It’s difficult to reduce El Capitan to a description. Photos may be worth a thousand words, but not even a thousand photos can prepare you for when you first see this behemoth. It’s not just a rock. It’s a vast vertical wall of granite, rising from the earth to the height equal to about two Empire State Buildings stacked on top of each other.

But it’s even more than just stats and numbers. The prominent protrusion, dubbed “The Nose” by the climbers, gives it a very distinct look, and a profile of a stern authority figure, with a furrowed brow and a menacing demeanor. You could almost see Ahab or Sitting Bull looking like that.

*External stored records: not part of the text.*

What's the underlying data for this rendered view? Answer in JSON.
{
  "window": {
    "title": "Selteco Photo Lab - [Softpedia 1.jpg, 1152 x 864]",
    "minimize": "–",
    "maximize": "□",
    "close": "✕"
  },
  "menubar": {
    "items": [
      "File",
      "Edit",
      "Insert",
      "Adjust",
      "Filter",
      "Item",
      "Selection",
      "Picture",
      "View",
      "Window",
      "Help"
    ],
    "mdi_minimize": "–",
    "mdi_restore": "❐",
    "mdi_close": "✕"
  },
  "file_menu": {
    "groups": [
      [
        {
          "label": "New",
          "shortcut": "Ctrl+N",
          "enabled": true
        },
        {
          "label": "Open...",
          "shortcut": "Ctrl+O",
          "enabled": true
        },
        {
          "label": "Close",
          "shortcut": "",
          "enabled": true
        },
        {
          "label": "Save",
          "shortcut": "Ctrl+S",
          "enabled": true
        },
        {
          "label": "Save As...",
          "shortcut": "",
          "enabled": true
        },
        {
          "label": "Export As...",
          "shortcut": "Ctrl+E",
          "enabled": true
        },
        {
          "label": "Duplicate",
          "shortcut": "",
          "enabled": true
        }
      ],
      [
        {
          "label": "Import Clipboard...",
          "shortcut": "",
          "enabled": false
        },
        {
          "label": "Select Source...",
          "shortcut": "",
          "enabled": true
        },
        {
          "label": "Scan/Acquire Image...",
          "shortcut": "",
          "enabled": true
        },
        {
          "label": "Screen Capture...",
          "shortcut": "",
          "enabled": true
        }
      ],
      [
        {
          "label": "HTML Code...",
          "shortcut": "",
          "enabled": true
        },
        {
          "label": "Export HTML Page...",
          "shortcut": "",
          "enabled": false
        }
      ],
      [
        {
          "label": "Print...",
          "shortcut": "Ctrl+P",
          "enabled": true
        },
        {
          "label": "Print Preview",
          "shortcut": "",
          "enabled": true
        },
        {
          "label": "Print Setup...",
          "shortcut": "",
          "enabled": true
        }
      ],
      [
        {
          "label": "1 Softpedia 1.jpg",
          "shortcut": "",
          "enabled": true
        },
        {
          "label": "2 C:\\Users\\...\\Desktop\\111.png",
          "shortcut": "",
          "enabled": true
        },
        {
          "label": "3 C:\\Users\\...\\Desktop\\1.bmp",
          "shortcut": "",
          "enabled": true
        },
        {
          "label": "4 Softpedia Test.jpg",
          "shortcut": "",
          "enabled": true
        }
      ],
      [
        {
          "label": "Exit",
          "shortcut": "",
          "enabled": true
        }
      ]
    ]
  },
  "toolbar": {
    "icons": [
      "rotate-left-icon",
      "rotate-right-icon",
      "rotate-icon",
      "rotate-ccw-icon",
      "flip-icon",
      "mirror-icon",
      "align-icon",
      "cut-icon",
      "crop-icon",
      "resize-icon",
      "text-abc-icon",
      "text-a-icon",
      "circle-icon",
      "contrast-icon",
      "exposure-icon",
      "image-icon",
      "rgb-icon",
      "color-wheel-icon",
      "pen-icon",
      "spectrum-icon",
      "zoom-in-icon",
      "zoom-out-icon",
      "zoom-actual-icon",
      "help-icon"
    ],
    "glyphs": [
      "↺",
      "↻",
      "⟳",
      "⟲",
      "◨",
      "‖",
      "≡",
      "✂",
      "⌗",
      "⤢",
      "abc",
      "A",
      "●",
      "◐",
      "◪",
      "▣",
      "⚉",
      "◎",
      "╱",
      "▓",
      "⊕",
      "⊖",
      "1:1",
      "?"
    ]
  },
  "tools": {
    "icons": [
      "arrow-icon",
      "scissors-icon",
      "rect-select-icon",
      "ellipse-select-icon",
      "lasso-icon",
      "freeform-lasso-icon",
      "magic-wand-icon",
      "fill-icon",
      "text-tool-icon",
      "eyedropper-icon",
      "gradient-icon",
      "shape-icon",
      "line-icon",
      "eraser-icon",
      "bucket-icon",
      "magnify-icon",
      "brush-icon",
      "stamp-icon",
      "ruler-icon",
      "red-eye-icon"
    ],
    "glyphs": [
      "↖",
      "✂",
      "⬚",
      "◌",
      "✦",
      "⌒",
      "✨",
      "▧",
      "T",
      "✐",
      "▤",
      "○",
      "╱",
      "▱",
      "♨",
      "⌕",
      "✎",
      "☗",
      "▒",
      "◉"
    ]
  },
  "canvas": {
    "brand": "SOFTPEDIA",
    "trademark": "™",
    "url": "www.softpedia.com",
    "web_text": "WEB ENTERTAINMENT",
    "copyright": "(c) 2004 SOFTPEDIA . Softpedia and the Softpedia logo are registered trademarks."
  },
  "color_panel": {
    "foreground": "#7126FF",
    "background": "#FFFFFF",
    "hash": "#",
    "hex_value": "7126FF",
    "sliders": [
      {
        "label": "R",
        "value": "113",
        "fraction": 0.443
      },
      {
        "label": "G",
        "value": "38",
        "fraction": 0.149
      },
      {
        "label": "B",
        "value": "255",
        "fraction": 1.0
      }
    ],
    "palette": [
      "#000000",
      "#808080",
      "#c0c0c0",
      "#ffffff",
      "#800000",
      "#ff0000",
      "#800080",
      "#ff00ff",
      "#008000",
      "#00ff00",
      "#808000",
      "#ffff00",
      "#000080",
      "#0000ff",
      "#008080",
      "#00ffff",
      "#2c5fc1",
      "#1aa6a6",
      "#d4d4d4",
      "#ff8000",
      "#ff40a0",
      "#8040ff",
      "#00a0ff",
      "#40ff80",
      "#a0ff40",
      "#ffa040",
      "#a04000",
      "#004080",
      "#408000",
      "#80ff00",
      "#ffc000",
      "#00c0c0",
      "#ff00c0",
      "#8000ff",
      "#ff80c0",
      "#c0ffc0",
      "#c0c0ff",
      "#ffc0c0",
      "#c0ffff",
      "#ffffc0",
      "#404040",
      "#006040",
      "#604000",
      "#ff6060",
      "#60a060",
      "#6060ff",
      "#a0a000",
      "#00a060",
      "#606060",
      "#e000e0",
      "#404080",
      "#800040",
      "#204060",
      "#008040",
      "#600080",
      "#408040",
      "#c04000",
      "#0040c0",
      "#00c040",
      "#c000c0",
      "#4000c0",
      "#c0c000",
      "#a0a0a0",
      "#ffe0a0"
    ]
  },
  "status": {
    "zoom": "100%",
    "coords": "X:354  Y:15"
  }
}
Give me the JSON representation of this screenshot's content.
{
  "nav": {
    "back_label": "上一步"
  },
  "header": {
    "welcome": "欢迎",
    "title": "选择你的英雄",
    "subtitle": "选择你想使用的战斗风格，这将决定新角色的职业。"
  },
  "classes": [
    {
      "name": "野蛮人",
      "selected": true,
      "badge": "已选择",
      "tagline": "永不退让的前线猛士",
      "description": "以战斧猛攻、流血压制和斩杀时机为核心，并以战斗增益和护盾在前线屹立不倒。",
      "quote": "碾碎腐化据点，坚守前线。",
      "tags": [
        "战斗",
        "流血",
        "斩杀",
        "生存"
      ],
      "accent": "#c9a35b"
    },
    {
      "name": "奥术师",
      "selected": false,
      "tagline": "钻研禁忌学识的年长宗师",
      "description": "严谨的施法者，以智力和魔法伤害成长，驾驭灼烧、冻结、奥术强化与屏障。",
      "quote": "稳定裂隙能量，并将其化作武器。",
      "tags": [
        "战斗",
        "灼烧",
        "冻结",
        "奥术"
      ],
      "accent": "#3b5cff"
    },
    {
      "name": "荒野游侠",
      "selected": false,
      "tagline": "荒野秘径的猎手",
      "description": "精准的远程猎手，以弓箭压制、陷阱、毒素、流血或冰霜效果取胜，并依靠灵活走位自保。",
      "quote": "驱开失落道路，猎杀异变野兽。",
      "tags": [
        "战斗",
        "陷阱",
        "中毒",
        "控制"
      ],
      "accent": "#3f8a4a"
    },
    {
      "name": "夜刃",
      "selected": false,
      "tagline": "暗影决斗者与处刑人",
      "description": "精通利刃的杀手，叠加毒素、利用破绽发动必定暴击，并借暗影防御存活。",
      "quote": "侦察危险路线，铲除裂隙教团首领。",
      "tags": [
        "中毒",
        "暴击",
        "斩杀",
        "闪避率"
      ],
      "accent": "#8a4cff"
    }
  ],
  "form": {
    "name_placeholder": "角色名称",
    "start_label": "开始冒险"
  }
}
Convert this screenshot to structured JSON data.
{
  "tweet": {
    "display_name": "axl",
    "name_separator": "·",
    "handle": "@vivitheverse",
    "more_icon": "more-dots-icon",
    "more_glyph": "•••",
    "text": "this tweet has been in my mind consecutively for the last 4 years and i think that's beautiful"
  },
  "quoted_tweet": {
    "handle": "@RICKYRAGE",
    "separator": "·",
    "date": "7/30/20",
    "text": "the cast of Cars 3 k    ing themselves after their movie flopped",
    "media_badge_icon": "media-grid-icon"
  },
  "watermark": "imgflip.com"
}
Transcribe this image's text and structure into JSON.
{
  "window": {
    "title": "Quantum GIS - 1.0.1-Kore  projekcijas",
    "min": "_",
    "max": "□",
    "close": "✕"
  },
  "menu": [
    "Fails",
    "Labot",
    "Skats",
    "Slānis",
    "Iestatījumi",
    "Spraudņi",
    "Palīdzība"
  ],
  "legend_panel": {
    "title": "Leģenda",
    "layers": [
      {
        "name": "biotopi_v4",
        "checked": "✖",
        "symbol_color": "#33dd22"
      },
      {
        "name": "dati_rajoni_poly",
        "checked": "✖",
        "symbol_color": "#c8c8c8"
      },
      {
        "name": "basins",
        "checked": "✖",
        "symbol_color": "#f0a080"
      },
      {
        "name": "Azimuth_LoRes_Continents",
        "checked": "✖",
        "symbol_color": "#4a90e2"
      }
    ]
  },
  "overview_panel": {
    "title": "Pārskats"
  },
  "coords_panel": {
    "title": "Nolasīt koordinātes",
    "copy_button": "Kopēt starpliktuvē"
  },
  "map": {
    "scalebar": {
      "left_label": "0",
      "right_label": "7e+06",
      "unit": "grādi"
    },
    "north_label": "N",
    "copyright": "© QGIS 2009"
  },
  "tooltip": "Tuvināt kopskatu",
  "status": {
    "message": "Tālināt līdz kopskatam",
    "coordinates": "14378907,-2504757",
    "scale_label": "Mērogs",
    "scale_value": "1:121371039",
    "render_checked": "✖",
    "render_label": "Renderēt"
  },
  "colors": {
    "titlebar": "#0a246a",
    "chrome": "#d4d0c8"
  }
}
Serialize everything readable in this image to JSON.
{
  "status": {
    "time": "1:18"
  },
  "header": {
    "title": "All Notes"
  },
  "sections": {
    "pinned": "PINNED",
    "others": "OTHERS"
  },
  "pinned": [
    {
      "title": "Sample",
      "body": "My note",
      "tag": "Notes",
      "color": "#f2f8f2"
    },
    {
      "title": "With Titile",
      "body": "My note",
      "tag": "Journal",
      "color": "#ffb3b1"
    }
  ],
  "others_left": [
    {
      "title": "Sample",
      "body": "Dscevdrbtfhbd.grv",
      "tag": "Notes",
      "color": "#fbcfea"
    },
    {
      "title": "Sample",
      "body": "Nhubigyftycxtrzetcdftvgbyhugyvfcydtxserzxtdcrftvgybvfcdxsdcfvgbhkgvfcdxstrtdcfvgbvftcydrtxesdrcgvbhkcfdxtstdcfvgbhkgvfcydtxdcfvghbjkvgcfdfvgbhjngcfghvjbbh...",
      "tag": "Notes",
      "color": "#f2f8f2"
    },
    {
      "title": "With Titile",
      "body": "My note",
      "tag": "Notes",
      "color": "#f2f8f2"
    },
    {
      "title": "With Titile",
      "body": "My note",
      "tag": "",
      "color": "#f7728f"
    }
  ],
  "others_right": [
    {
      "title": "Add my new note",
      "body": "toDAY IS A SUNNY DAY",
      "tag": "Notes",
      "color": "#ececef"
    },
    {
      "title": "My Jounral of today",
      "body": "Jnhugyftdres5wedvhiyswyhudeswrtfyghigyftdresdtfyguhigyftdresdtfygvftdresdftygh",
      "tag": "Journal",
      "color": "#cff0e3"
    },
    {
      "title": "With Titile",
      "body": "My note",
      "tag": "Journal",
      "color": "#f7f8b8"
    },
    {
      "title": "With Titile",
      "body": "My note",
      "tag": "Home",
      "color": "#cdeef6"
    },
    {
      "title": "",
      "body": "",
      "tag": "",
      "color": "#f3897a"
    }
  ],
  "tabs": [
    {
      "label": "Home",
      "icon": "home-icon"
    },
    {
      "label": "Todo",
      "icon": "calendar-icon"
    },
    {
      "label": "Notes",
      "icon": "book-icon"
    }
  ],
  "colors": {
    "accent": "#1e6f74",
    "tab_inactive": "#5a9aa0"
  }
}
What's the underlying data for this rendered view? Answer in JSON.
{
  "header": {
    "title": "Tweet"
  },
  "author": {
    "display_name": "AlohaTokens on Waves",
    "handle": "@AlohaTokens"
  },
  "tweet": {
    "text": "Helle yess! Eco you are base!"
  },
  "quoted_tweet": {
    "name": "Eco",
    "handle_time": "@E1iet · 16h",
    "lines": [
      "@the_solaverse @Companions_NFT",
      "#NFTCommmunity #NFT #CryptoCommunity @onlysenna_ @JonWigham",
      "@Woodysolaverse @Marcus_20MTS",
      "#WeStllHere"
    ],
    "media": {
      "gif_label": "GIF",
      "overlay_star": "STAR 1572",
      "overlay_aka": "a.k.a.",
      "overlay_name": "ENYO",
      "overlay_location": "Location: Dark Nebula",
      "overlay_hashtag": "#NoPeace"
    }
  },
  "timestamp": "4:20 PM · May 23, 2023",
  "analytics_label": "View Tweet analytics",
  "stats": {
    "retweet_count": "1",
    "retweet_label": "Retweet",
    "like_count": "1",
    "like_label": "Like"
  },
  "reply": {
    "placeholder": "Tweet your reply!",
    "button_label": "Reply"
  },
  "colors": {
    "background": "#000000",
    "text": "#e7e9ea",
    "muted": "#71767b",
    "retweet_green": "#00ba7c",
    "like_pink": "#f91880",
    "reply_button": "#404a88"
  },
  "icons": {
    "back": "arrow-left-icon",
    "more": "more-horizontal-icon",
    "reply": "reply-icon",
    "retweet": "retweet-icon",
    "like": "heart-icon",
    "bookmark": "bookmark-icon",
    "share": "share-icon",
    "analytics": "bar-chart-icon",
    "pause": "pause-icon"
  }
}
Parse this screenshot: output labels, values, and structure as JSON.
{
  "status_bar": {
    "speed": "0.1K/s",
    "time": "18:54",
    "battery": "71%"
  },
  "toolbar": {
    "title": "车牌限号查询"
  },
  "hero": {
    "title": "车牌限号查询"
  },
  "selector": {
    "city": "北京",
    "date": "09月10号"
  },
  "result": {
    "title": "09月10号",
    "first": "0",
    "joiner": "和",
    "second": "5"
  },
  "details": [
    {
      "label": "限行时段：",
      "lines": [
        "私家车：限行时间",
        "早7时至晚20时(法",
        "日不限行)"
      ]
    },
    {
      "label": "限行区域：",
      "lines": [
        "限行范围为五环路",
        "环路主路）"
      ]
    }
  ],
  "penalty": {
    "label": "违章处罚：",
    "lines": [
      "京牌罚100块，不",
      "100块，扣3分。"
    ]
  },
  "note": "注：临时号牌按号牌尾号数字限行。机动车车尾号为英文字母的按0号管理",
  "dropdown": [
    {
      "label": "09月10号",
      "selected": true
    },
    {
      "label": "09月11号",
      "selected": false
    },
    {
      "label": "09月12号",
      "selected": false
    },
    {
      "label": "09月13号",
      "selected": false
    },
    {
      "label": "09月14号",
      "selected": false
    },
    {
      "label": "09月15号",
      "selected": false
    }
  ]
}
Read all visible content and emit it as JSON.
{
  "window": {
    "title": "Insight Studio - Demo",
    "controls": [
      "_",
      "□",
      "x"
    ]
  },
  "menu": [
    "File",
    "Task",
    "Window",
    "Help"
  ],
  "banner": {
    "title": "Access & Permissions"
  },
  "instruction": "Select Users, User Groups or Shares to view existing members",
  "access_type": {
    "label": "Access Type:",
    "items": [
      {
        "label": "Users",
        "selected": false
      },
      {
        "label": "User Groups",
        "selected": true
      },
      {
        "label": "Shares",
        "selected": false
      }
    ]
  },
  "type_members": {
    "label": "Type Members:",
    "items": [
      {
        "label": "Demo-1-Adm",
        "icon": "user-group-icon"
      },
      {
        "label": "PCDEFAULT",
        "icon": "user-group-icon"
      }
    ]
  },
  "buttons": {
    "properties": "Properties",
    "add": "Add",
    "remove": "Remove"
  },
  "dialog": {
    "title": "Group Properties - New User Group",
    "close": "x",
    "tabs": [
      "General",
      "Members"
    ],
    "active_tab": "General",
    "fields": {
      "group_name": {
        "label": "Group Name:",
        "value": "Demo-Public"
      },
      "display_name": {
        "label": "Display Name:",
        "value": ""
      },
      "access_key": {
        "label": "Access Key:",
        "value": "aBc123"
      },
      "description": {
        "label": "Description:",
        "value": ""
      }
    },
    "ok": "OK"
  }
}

El Capitan, From Taft Point

El Capitan, From Taft Point

For the most part, you don’t even have to get out of your car to get a great shot of the giant. On our last full day in Yosemite, Scott, John, Tyler and I scrapped the sunrise shoot and slept in. John made killer omelets and we took off on the Glacier Point Road to a trailhead that leads to Taft Point in one direction and Sentinel Dome in the other. After some adventures on the poorly marked trail, we reached the scary outcrop of Taft Point, one of only a few spots in the Valley where you can look down on El Capitan.

Late morning clouds were moving fast, and the scattered sunshine actually created some interesting patterns on the massive mountain features. I clicked the shutter on my Mamiya 1000s just as a large cloud obscured the background of El Cap’s nose, but thankfully left the stone giant brilliantly lit. The Ilford Pan F film was stretched to both limits of its dynamic range, and I wish i can remember how I metered the scene, because I don’t think I could have done it better. This is easily one of my favorite shots from Yosemite.

Quick technical note: this shot may seem as a typical landscape panorama, but it was actually taken with a normal lens – 80mm on the 645 medium format. It may seem counter-intuitive, but my best shots around Yosemite were taken with normal or telephoto lenses.